Out-Law News | 19 Dec 2017 | 2:16 pm | 3 min. read
The Unified Patent Court (Immunities and Privileges) Order 2017 was approved by the House of Commons on 4 December and the House of Lords on 12 December following debates by committees in those houses on 29 November and 6 December respectively.
The Order confers legal capacity and grants immunities and privileges on the UPC and its representatives, judges, registrars and staff. It is the final piece of legislation that needs to be passed for the UK to ratify the UPC Agreement.
To come into law, the Order must first be approved by the Privy Council.
A spokesperson for the Privy Council told Out-Law that its next meeting is due to be held in February 2018.
The spokesperson said that the body is unable to provide details of the scheduled business for the meeting in advance, but confirmed that the legislation passed by the Commons and Lords does not automatically come to it for approval. She said it is up to the government departments responsible for the legislation to submit it to the Privy Council for its consideration and approval.
A spokesperson for the Intellectual Property Office (IPO) told Out-Law.com that the Foreign and Commonwealth Office (FCO), as the department responsible for the legislation, is in the process of submitting The Unified Patent Court (Immunities and Privileges) Order 2017 to the Privy Council for consideration in early 2018.
The IPO spokesperson further confirmed that approval of the Order would be the final legislative step necessary for UK ratification of the UPC Agreement, but that the actual date and process of UK ratification will be subject to discussion within the UK government.
"Once approved by Privy Council, the UK will be in a position to ratify the UPC Agreement," the IPO spokesperson said. "It should be noted that the UK's decision to proceed with ratification of the UPC Agreement is without prejudice to the UK's position on the jurisdiction of the CJEU once the UK has left the EU. Our future relationship with the Unified Patent Court will be the subject of negotiation as we leave the EU."
The Privy Council's last meeting was held on 13 December. At it, the Privy Council made an order approving the International Organisations (Immunities and Privileges) (Scotland) Amendment (No.2) Order 2017. The legislation, which will apply to Scotland, is effectively equivalent to, and complements, the Unified Patent Court (Immunities and Privileges) Order 2017 that has been before the parliament at Westminster. It had previously been approved by the Scottish Parliament in October.
Both the Unified Patent Court (Immunities and Privileges) Order 2017 and the International Organisations (Immunities and Privileges) (Scotland) Amendment (No.2) Order 2017 give effect to the Protocol on Privileges and Immunities. The Protocol forms part of a broad package of legislative and non-legislative measures put in place by cooperating EU member states to underpin the new UPC framework.
The UPC, when established, will serve as a new judicial enforcement framework to underpin a new unitary patent system. Businesses will be able to apply to the European Patent Office for unitary patents which, if granted, would automatically confer on them patent protection for their inventions which will apply across every country that gives recognition to the unitary patent regime, which at the moment looks set to be 25 of the 28 existing EU countries.
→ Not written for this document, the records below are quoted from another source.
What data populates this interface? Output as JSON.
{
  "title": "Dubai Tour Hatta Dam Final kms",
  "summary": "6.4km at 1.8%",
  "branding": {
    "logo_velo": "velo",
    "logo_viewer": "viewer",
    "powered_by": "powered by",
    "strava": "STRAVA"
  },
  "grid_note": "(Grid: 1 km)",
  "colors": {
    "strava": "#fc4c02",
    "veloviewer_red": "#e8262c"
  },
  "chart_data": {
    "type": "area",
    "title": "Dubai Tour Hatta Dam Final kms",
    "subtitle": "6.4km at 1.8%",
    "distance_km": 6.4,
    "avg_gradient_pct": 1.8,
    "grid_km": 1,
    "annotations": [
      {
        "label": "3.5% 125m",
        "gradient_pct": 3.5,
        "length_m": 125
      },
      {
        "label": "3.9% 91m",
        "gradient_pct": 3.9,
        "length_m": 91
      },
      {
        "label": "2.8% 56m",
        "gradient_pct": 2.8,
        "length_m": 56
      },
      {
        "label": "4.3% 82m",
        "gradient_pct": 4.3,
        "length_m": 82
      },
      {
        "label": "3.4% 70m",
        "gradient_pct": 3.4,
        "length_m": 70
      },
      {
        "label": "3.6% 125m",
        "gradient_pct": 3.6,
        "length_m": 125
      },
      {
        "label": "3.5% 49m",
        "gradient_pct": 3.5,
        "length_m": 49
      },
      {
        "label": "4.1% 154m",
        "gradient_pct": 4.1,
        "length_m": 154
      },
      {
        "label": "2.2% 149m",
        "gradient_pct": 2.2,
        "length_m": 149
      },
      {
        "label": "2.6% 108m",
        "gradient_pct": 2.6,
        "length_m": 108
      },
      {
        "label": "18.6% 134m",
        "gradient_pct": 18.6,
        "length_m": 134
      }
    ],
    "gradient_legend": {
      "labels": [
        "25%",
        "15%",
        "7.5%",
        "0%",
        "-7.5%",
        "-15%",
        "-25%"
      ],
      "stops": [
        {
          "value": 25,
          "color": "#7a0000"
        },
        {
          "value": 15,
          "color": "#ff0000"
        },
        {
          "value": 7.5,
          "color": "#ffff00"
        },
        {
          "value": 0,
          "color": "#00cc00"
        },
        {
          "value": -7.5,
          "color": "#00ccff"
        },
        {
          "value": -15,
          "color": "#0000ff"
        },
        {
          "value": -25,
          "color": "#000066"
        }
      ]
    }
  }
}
For the new UPC system to take effect, at least 13 EU countries, including the three with the most European patents in effect in 2012 – Germany, France and the UK, must pass national legislation to ratify the UPC Agreement that the countries behind the new system finalised in 2013. France is one of the 14 countries to have completed ratification to-date.
In November last year, the UK government confirmed that the UK would ratify the UPC Agreement, despite the country voting to leave the EU. However, since then formal ratification has been delayed, including because of June's general election. There has been continued uncertainty over whether the UK would be able to participate in the new system after the country formally exits the EU, even if its participation began prior to Brexit taking effect. The UPC Agreement currently requires countries participating in the new unitary patent and UPC system to be EU members.
Dr Michael Schneider, a patent law and litigation expert at Pinsent Masons, the law firm behind Out-Law.com, previously said that political considerations around Brexit in the UK, and an ongoing legal challenge to the proposed reforms in Germany, presented a "two-fold risk" to the UPC project becoming operational.